A number of limitations of this study deserve mention. Diagnoses in the NHAMCS-ED database are not based on structured diagnostic assessments; a single patient may have made multiple visits; and very little information is available on hospital characteristics, on whether specialty psychiatric services were provided, and on many other aspects of the care provided during the visit, including the costs of care. In addition, local and hospital-specific influences are masked because the data are aggregated to large regions and visits to particular hospitals cannot be tracked over time. Finally, the database does not contain information about staffing levels or availability of community services, which are critical for assessing the consequences of capacity constraints.

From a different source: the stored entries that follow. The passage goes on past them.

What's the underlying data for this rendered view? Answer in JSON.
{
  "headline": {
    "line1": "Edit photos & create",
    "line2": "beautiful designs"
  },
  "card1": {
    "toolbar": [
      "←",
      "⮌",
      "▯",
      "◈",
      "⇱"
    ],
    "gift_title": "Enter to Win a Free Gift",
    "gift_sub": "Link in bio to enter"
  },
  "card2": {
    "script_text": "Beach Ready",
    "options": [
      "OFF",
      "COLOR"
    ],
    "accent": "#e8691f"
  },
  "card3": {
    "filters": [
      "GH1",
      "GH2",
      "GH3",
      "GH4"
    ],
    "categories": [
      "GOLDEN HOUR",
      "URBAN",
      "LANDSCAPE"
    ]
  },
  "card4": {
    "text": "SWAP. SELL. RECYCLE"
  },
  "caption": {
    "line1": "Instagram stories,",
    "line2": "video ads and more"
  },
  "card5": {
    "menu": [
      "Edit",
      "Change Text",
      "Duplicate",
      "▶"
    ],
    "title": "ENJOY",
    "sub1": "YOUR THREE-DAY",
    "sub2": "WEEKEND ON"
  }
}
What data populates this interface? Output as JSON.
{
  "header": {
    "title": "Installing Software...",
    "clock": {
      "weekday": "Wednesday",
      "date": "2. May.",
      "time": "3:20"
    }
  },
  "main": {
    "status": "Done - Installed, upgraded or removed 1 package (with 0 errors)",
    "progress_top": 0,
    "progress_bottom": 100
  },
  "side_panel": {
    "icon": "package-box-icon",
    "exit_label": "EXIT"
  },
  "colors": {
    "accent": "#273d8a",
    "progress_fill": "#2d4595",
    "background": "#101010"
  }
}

From 2001 to 2006 the duration of emergency department visits made by persons with mental health complaints increased over time and generally exceeded the duration of visits made by patients with non-mental health complaints. Throughout the period, visits by persons with diagnoses of serious mental illnesses, substance use disorders, or both conditions and mental health-related visits had comparatively long durations, as did visits that that ended in transfers to other facilities. Longer visits in these categories suggest that hospital emergency departments incur higher average costs in connection with the delivery of services to persons in need of acute stabilization.